April is Autism Acceptance Month, an observance to highlight the increasing number of individuals on the Autism Spectrum Disorder (ASD) and the impacts on families. The observance was created by and for the autistic community to change the conversation around autism, and to help spread awareness, promote acceptance, and ignite change. April 2 is World Autism Day, a time when programs like Southern California-based ACEing Autism and Serving Advantage are in the spotlight and being recognized.
ACEing Autism is a non-profit organization founded in the summer of 2007 by Richard Spurling and Dr. Shafali Jeste in Boston, Massachusetts. As a family-run organization, ACEing Autism works with volunteers and supporters to help fulfill its mission of supporting children with autism through affordable tennis programming. The efforts brought forth by ACEing Autism help more than 500 children with autism in over 80 locations nationwide grow and develop as players, and build social skills and connections as individuals.
ACEing Autism has multiple locations in Southern California, including Burbank, Carlsbad, Inglewood, Long Beach, Los Angeles, Newport Beach, Palm Springs, and Santa Barbara.
Throughout the month of April, the program will be hosting Facebook and Instagram lives with families, volunteers, and medical experts. Join them in talking about inclusion in the workplace, sports, and life! View the calendar of events here.
Serving Advantage is another Southern California adaptive sports program that makes tennis accessible to children with developmental disabilities, while allowing high school tennis players to coach and interact with the kids, no matter their ability.

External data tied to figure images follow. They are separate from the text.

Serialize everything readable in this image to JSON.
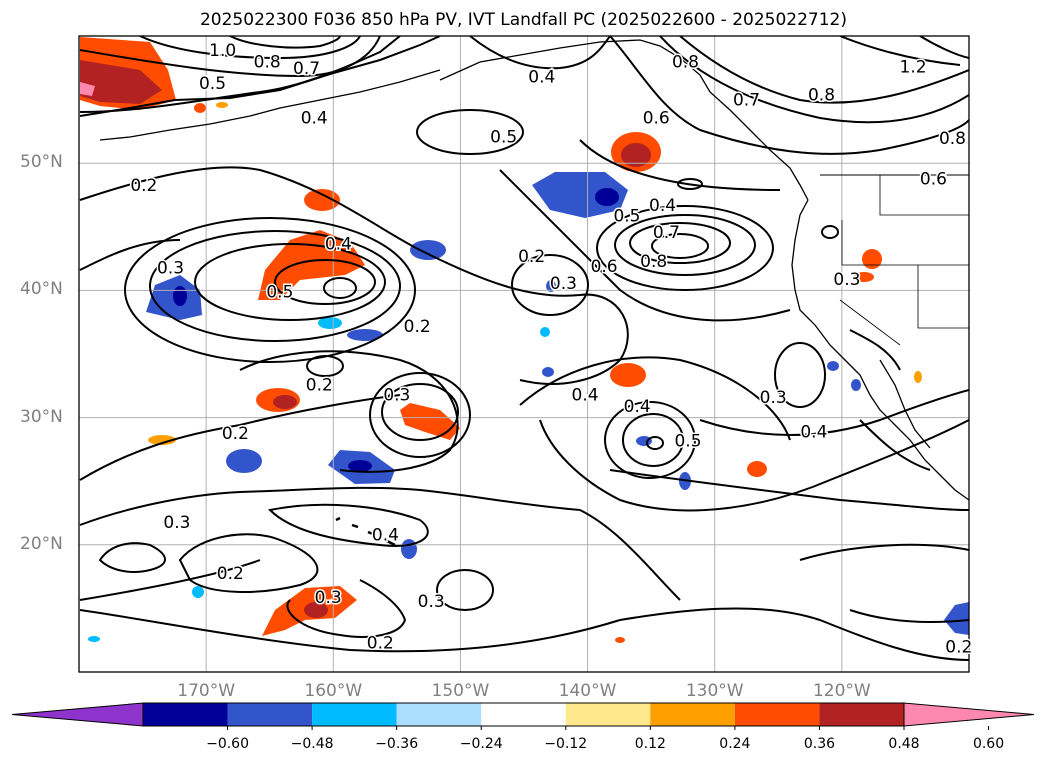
{
  "title": "2025022300 F036 850 hPa PV, IVT Landfall PC (2025022600 - 2025022712)",
  "map": {
    "lon_range": [
      -180,
      -110
    ],
    "lat_range": [
      10,
      60
    ],
    "lat_labels": [
      {
        "lat": 50,
        "text": "50°N"
      },
      {
        "lat": 40,
        "text": "40°N"
      },
      {
        "lat": 30,
        "text": "30°N"
      },
      {
        "lat": 20,
        "text": "20°N"
      }
    ],
    "lon_labels": [
      {
        "lon": -170,
        "text": "170°W"
      },
      {
        "lon": -160,
        "text": "160°W"
      },
      {
        "lon": -150,
        "text": "150°W"
      },
      {
        "lon": -140,
        "text": "140°W"
      },
      {
        "lon": -130,
        "text": "130°W"
      },
      {
        "lon": -120,
        "text": "120°W"
      }
    ],
    "gridlines": true
  },
  "contours": {
    "labels": [
      {
        "text": "1.0",
        "lon": -168.7,
        "lat": 58.9
      },
      {
        "text": "0.8",
        "lon": -165.2,
        "lat": 58.0
      },
      {
        "text": "0.7",
        "lon": -162.1,
        "lat": 57.5
      },
      {
        "text": "0.5",
        "lon": -169.5,
        "lat": 56.3
      },
      {
        "text": "0.4",
        "lon": -161.5,
        "lat": 53.6
      },
      {
        "text": "0.4",
        "lon": -143.6,
        "lat": 56.8
      },
      {
        "text": "0.5",
        "lon": -146.6,
        "lat": 52.1
      },
      {
        "text": "1.2",
        "lon": -114.4,
        "lat": 57.6
      },
      {
        "text": "0.8",
        "lon": -121.6,
        "lat": 55.4
      },
      {
        "text": "0.7",
        "lon": -127.5,
        "lat": 55.0
      },
      {
        "text": "0.6",
        "lon": -112.8,
        "lat": 48.8
      },
      {
        "text": "0.8",
        "lon": -111.3,
        "lat": 52.0
      },
      {
        "text": "0.2",
        "lon": -174.9,
        "lat": 48.3
      },
      {
        "text": "0.3",
        "lon": -172.8,
        "lat": 41.8
      },
      {
        "text": "0.4",
        "lon": -159.6,
        "lat": 43.7
      },
      {
        "text": "0.5",
        "lon": -164.2,
        "lat": 39.9
      },
      {
        "text": "0.2",
        "lon": -153.4,
        "lat": 37.2
      },
      {
        "text": "0.2",
        "lon": -144.4,
        "lat": 42.7
      },
      {
        "text": "0.3",
        "lon": -141.9,
        "lat": 40.6
      },
      {
        "text": "0.5",
        "lon": -136.9,
        "lat": 45.9
      },
      {
        "text": "0.4",
        "lon": -134.1,
        "lat": 46.7
      },
      {
        "text": "0.7",
        "lon": -133.8,
        "lat": 44.6
      },
      {
        "text": "0.6",
        "lon": -138.7,
        "lat": 41.9
      },
      {
        "text": "0.8",
        "lon": -134.8,
        "lat": 42.3
      },
      {
        "text": "0.3",
        "lon": -119.6,
        "lat": 40.9
      },
      {
        "text": "0.2",
        "lon": -161.1,
        "lat": 32.6
      },
      {
        "text": "0.3",
        "lon": -155.0,
        "lat": 31.8
      },
      {
        "text": "0.4",
        "lon": -140.2,
        "lat": 31.8
      },
      {
        "text": "0.4",
        "lon": -136.1,
        "lat": 30.9
      },
      {
        "text": "0.5",
        "lon": -132.1,
        "lat": 28.2
      },
      {
        "text": "0.3",
        "lon": -125.4,
        "lat": 31.6
      },
      {
        "text": "0.4",
        "lon": -122.2,
        "lat": 28.9
      },
      {
        "text": "0.2",
        "lon": -167.7,
        "lat": 28.8
      },
      {
        "text": "0.3",
        "lon": -172.3,
        "lat": 21.8
      },
      {
        "text": "0.4",
        "lon": -155.9,
        "lat": 20.8
      },
      {
        "text": "0.2",
        "lon": -168.1,
        "lat": 17.8
      },
      {
        "text": "0.3",
        "lon": -152.3,
        "lat": 15.6
      },
      {
        "text": "0.3",
        "lon": -160.4,
        "lat": 15.9
      },
      {
        "text": "0.2",
        "lon": -156.3,
        "lat": 12.3
      },
      {
        "text": "0.2",
        "lon": -110.8,
        "lat": 12.0
      },
      {
        "text": "0.8",
        "lon": -132.3,
        "lat": 58.0
      },
      {
        "text": "0.6",
        "lon": -134.6,
        "lat": 53.6
      }
    ]
  },
  "colorbar": {
    "colors": [
      "#8e33cc",
      "#000099",
      "#3355cc",
      "#00bbff",
      "#aaddff",
      "#ffffff",
      "#ffe88c",
      "#ff9f00",
      "#ff4c00",
      "#b22222",
      "#ff88b0"
    ],
    "labels": [
      "−0.60",
      "−0.48",
      "−0.36",
      "−0.24",
      "−0.12",
      "0.12",
      "0.24",
      "0.36",
      "0.48",
      "0.60"
    ]
  }
}
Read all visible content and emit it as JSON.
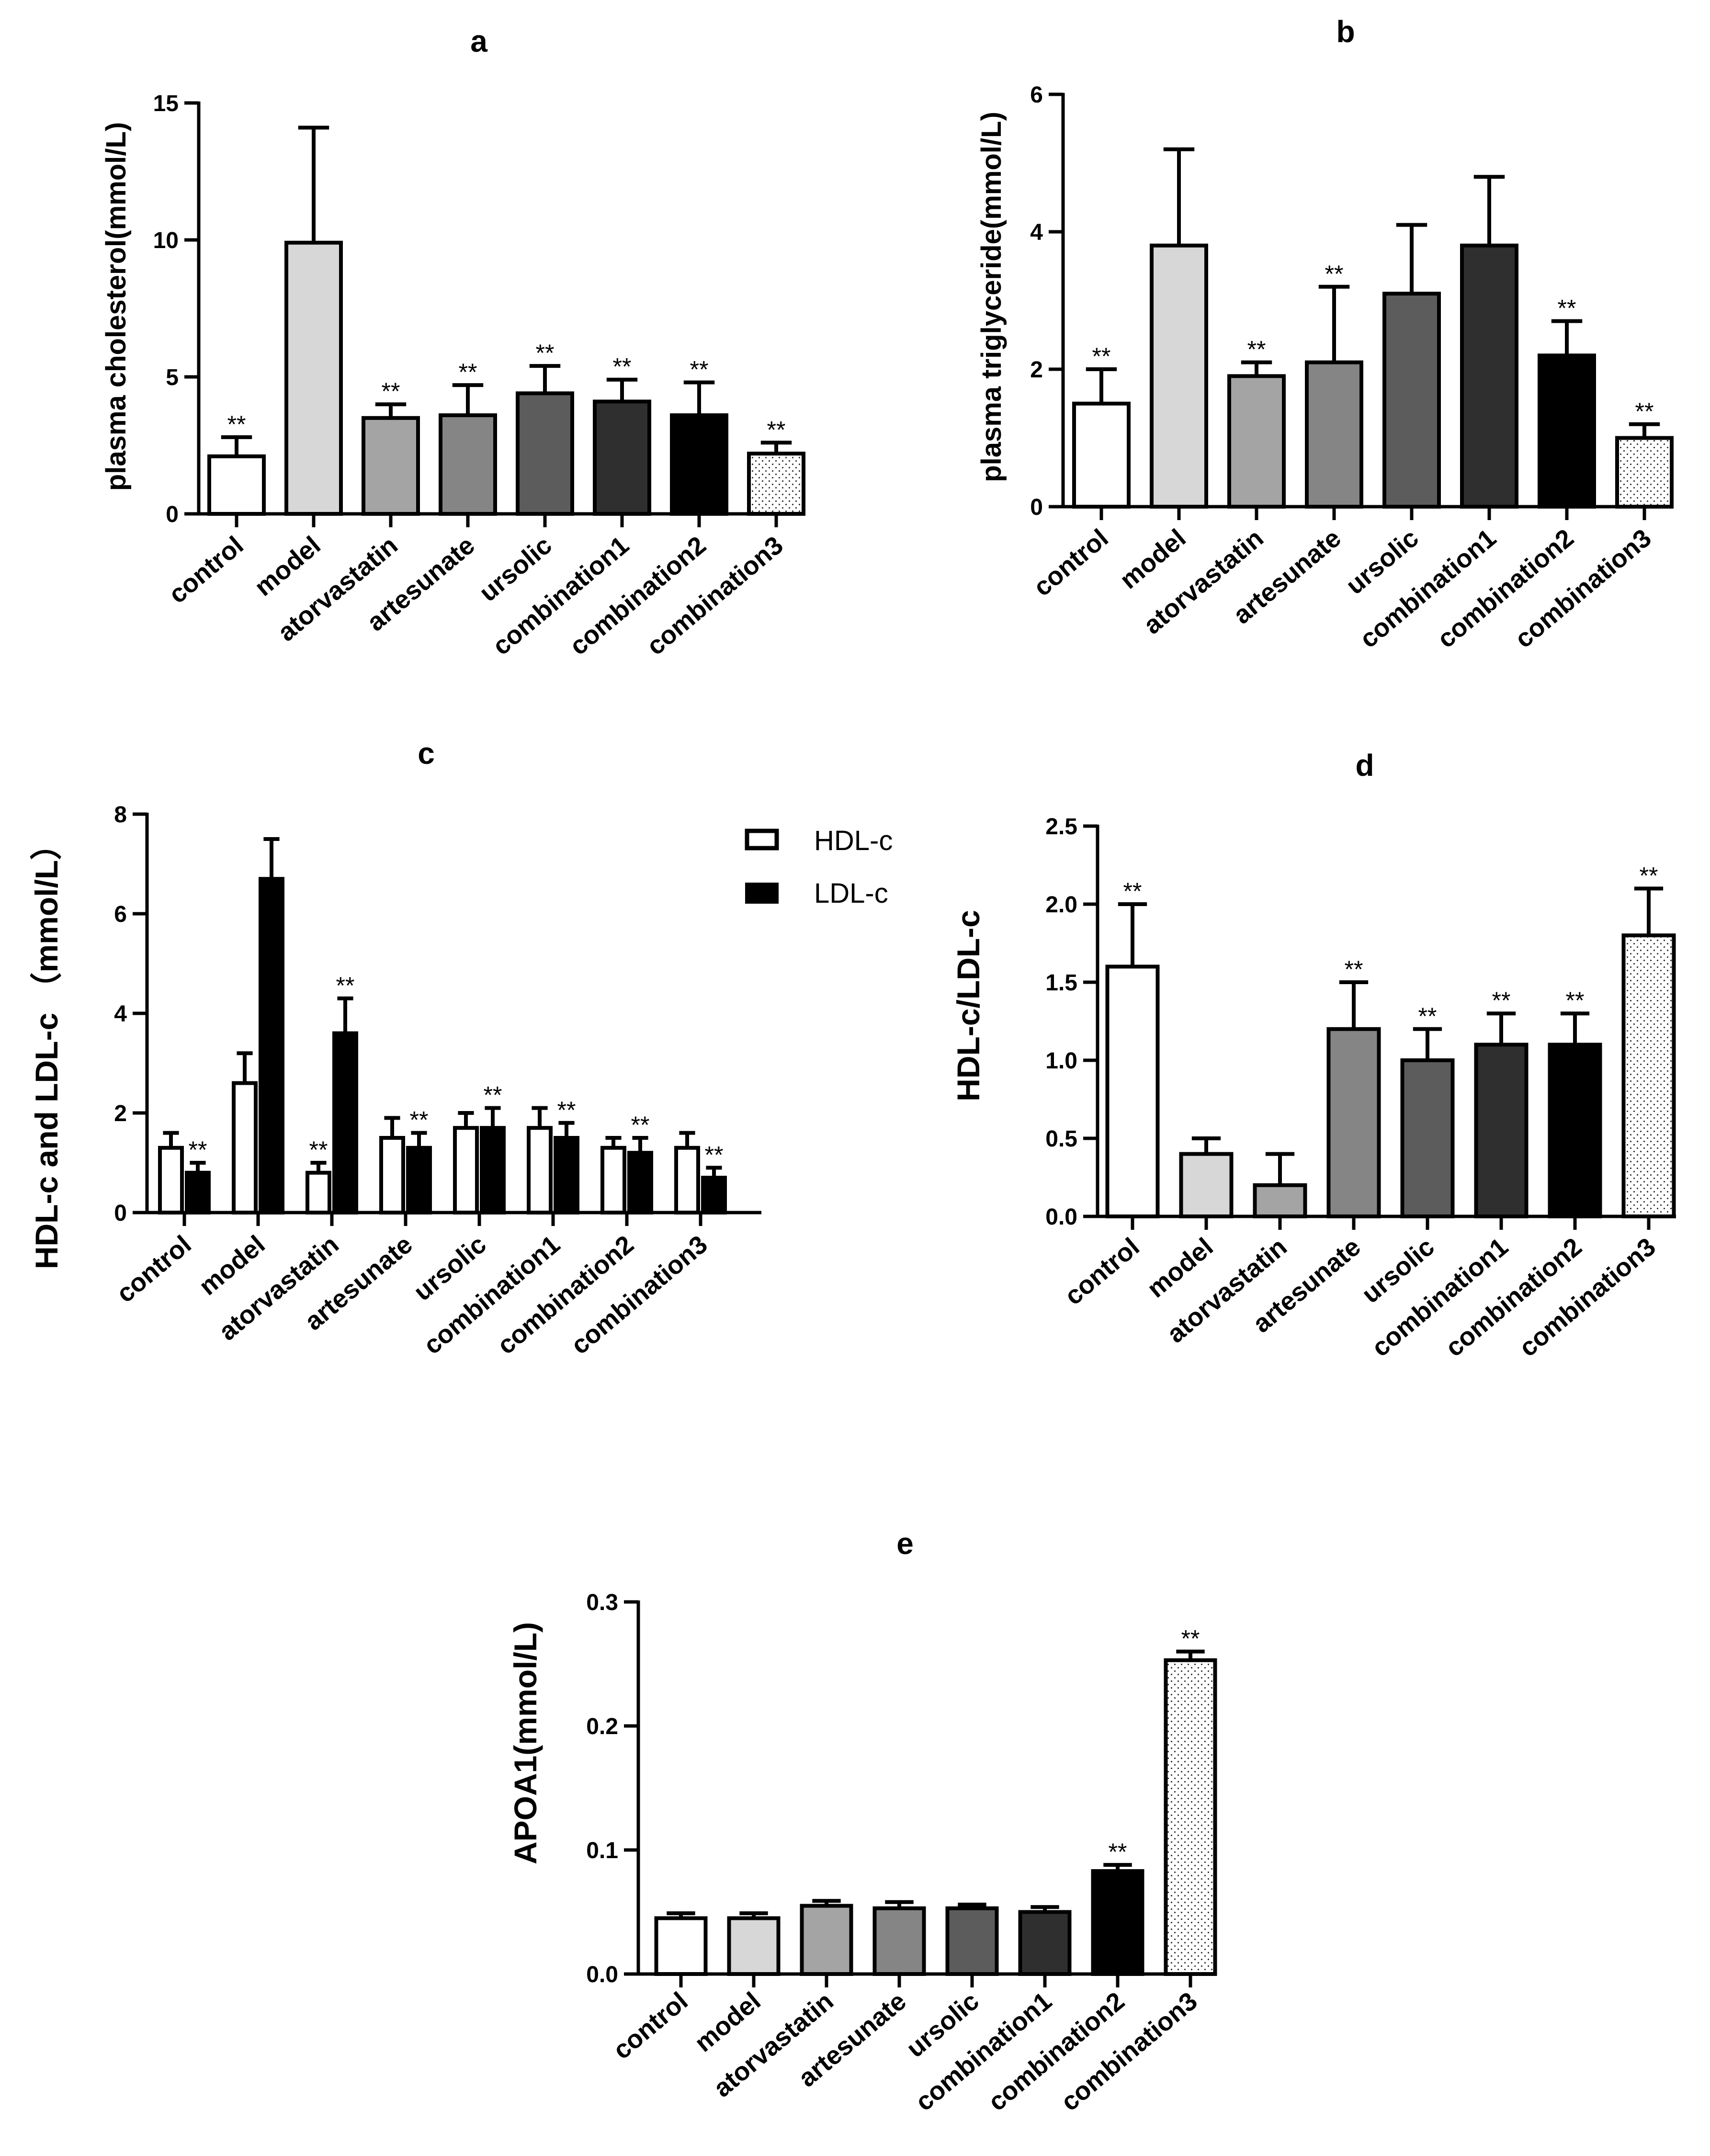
{
  "patterns": {
    "control": "#ffffff",
    "model": "#d7d7d7",
    "atorvastatin": "#a4a4a4",
    "artesunate": "#858585",
    "ursolic": "#5c5c5c",
    "combination1": "#2f2f2f",
    "combination2": "#000000",
    "combination3": "dotted"
  },
  "chart_data": [
    {
      "panel": "a",
      "type": "bar",
      "title": "a",
      "ylabel": "plasma cholesterol(mmol/L)",
      "ylim": [
        0,
        15
      ],
      "yticks": [
        0,
        5,
        10,
        15
      ],
      "categories": [
        "control",
        "model",
        "atorvastatin",
        "artesunate",
        "ursolic",
        "combination1",
        "combination2",
        "combination3"
      ],
      "values": [
        2.1,
        9.9,
        3.5,
        3.6,
        4.4,
        4.1,
        3.6,
        2.2
      ],
      "errors": [
        0.7,
        4.2,
        0.5,
        1.1,
        1.0,
        0.8,
        1.2,
        0.4
      ],
      "significance": [
        "**",
        "",
        "**",
        "**",
        "**",
        "**",
        "**",
        "**"
      ]
    },
    {
      "panel": "b",
      "type": "bar",
      "title": "b",
      "ylabel": "plasma triglyceride(mmol/L)",
      "ylim": [
        0,
        6
      ],
      "yticks": [
        0,
        2,
        4,
        6
      ],
      "categories": [
        "control",
        "model",
        "atorvastatin",
        "artesunate",
        "ursolic",
        "combination1",
        "combination2",
        "combination3"
      ],
      "values": [
        1.5,
        3.8,
        1.9,
        2.1,
        3.1,
        3.8,
        2.2,
        1.0
      ],
      "errors": [
        0.5,
        1.4,
        0.2,
        1.1,
        1.0,
        1.0,
        0.5,
        0.2
      ],
      "significance": [
        "**",
        "",
        "**",
        "**",
        "",
        "",
        "**",
        "**"
      ]
    },
    {
      "panel": "c",
      "type": "bar",
      "title": "c",
      "ylabel": "HDL-c and LDL-c （mmol/L）",
      "ylim": [
        0,
        8
      ],
      "yticks": [
        0,
        2,
        4,
        6,
        8
      ],
      "categories": [
        "control",
        "model",
        "atorvastatin",
        "artesunate",
        "ursolic",
        "combination1",
        "combination2",
        "combination3"
      ],
      "legend": [
        "HDL-c",
        "LDL-c"
      ],
      "series": [
        {
          "name": "HDL-c",
          "values": [
            1.3,
            2.6,
            0.8,
            1.5,
            1.7,
            1.7,
            1.3,
            1.3
          ],
          "errors": [
            0.3,
            0.6,
            0.2,
            0.4,
            0.3,
            0.4,
            0.2,
            0.3
          ],
          "significance": [
            "",
            "",
            "**",
            "",
            "",
            "",
            "",
            ""
          ]
        },
        {
          "name": "LDL-c",
          "values": [
            0.8,
            6.7,
            3.6,
            1.3,
            1.7,
            1.5,
            1.2,
            0.7
          ],
          "errors": [
            0.2,
            0.8,
            0.7,
            0.3,
            0.4,
            0.3,
            0.3,
            0.2
          ],
          "significance": [
            "**",
            "",
            "**",
            "**",
            "**",
            "**",
            "**",
            "**"
          ]
        }
      ]
    },
    {
      "panel": "d",
      "type": "bar",
      "title": "d",
      "ylabel": "HDL-c/LDL-c",
      "ylim": [
        0,
        2.5
      ],
      "yticks": [
        0.0,
        0.5,
        1.0,
        1.5,
        2.0,
        2.5
      ],
      "tick_labels": [
        "0.0",
        "0.5",
        "1.0",
        "1.5",
        "2.0",
        "2.5"
      ],
      "categories": [
        "control",
        "model",
        "atorvastatin",
        "artesunate",
        "ursolic",
        "combination1",
        "combination2",
        "combination3"
      ],
      "values": [
        1.6,
        0.4,
        0.2,
        1.2,
        1.0,
        1.1,
        1.1,
        1.8
      ],
      "errors": [
        0.4,
        0.1,
        0.2,
        0.3,
        0.2,
        0.2,
        0.2,
        0.3
      ],
      "significance": [
        "**",
        "",
        "",
        "**",
        "**",
        "**",
        "**",
        "**"
      ]
    },
    {
      "panel": "e",
      "type": "bar",
      "title": "e",
      "ylabel": "APOA1(mmol/L)",
      "ylim": [
        0,
        0.3
      ],
      "yticks": [
        0.0,
        0.1,
        0.2,
        0.3
      ],
      "tick_labels": [
        "0.0",
        "0.1",
        "0.2",
        "0.3"
      ],
      "categories": [
        "control",
        "model",
        "atorvastatin",
        "artesunate",
        "ursolic",
        "combination1",
        "combination2",
        "combination3"
      ],
      "values": [
        0.045,
        0.045,
        0.055,
        0.053,
        0.053,
        0.05,
        0.083,
        0.253
      ],
      "errors": [
        0.004,
        0.004,
        0.004,
        0.005,
        0.003,
        0.004,
        0.005,
        0.007
      ],
      "significance": [
        "",
        "",
        "",
        "",
        "",
        "",
        "**",
        "**"
      ]
    }
  ]
}
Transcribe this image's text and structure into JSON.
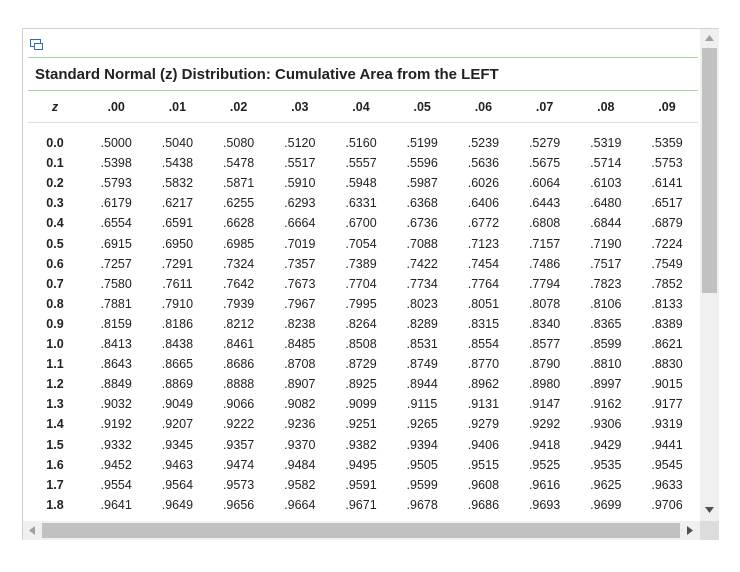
{
  "title": "Standard Normal (z) Distribution: Cumulative Area from the LEFT",
  "table": {
    "header": [
      "z",
      ".00",
      ".01",
      ".02",
      ".03",
      ".04",
      ".05",
      ".06",
      ".07",
      ".08",
      ".09"
    ],
    "rows": [
      [
        "0.0",
        ".5000",
        ".5040",
        ".5080",
        ".5120",
        ".5160",
        ".5199",
        ".5239",
        ".5279",
        ".5319",
        ".5359"
      ],
      [
        "0.1",
        ".5398",
        ".5438",
        ".5478",
        ".5517",
        ".5557",
        ".5596",
        ".5636",
        ".5675",
        ".5714",
        ".5753"
      ],
      [
        "0.2",
        ".5793",
        ".5832",
        ".5871",
        ".5910",
        ".5948",
        ".5987",
        ".6026",
        ".6064",
        ".6103",
        ".6141"
      ],
      [
        "0.3",
        ".6179",
        ".6217",
        ".6255",
        ".6293",
        ".6331",
        ".6368",
        ".6406",
        ".6443",
        ".6480",
        ".6517"
      ],
      [
        "0.4",
        ".6554",
        ".6591",
        ".6628",
        ".6664",
        ".6700",
        ".6736",
        ".6772",
        ".6808",
        ".6844",
        ".6879"
      ],
      [
        "0.5",
        ".6915",
        ".6950",
        ".6985",
        ".7019",
        ".7054",
        ".7088",
        ".7123",
        ".7157",
        ".7190",
        ".7224"
      ],
      [
        "0.6",
        ".7257",
        ".7291",
        ".7324",
        ".7357",
        ".7389",
        ".7422",
        ".7454",
        ".7486",
        ".7517",
        ".7549"
      ],
      [
        "0.7",
        ".7580",
        ".7611",
        ".7642",
        ".7673",
        ".7704",
        ".7734",
        ".7764",
        ".7794",
        ".7823",
        ".7852"
      ],
      [
        "0.8",
        ".7881",
        ".7910",
        ".7939",
        ".7967",
        ".7995",
        ".8023",
        ".8051",
        ".8078",
        ".8106",
        ".8133"
      ],
      [
        "0.9",
        ".8159",
        ".8186",
        ".8212",
        ".8238",
        ".8264",
        ".8289",
        ".8315",
        ".8340",
        ".8365",
        ".8389"
      ],
      [
        "1.0",
        ".8413",
        ".8438",
        ".8461",
        ".8485",
        ".8508",
        ".8531",
        ".8554",
        ".8577",
        ".8599",
        ".8621"
      ],
      [
        "1.1",
        ".8643",
        ".8665",
        ".8686",
        ".8708",
        ".8729",
        ".8749",
        ".8770",
        ".8790",
        ".8810",
        ".8830"
      ],
      [
        "1.2",
        ".8849",
        ".8869",
        ".8888",
        ".8907",
        ".8925",
        ".8944",
        ".8962",
        ".8980",
        ".8997",
        ".9015"
      ],
      [
        "1.3",
        ".9032",
        ".9049",
        ".9066",
        ".9082",
        ".9099",
        ".9115",
        ".9131",
        ".9147",
        ".9162",
        ".9177"
      ],
      [
        "1.4",
        ".9192",
        ".9207",
        ".9222",
        ".9236",
        ".9251",
        ".9265",
        ".9279",
        ".9292",
        ".9306",
        ".9319"
      ],
      [
        "1.5",
        ".9332",
        ".9345",
        ".9357",
        ".9370",
        ".9382",
        ".9394",
        ".9406",
        ".9418",
        ".9429",
        ".9441"
      ],
      [
        "1.6",
        ".9452",
        ".9463",
        ".9474",
        ".9484",
        ".9495",
        ".9505",
        ".9515",
        ".9525",
        ".9535",
        ".9545"
      ],
      [
        "1.7",
        ".9554",
        ".9564",
        ".9573",
        ".9582",
        ".9591",
        ".9599",
        ".9608",
        ".9616",
        ".9625",
        ".9633"
      ],
      [
        "1.8",
        ".9641",
        ".9649",
        ".9656",
        ".9664",
        ".9671",
        ".9678",
        ".9686",
        ".9693",
        ".9699",
        ".9706"
      ]
    ]
  }
}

Growing up with an autistic brother, Gabriel Eusebio always understood the disparities people with intellectual disabilities face as they navigate their daily lives, along with the challenges of finding inclusive programs for them to participate in. For Eusebio, it was difficult to find adaptive group tennis lessons for his brother, so in 2020 he enlisted two other local teenagers to create Serving Advantage. What started as a thoughtful effort to bridge the gap between two brothers, has now flourished into a support system that creates tennis experiences for developmentally-challenged youngsters in Orange County. Eusebio was honored last summer at the ESPN Sports Humanitarian Awards for his efforts with Serving Advantage, and earned grant funding from the SCTA Foundation.
With over 50 student athletes and almost 75 middle school and high school volunteers, the program advocates for equality and inclusion for its students and their families. “April is a month that is we hold close to our hearts because it provides an opportunity for the world to take action towards diversity and inclusion for the autism community,” said Wendi Eusebio, mother of Jacob Eusebio.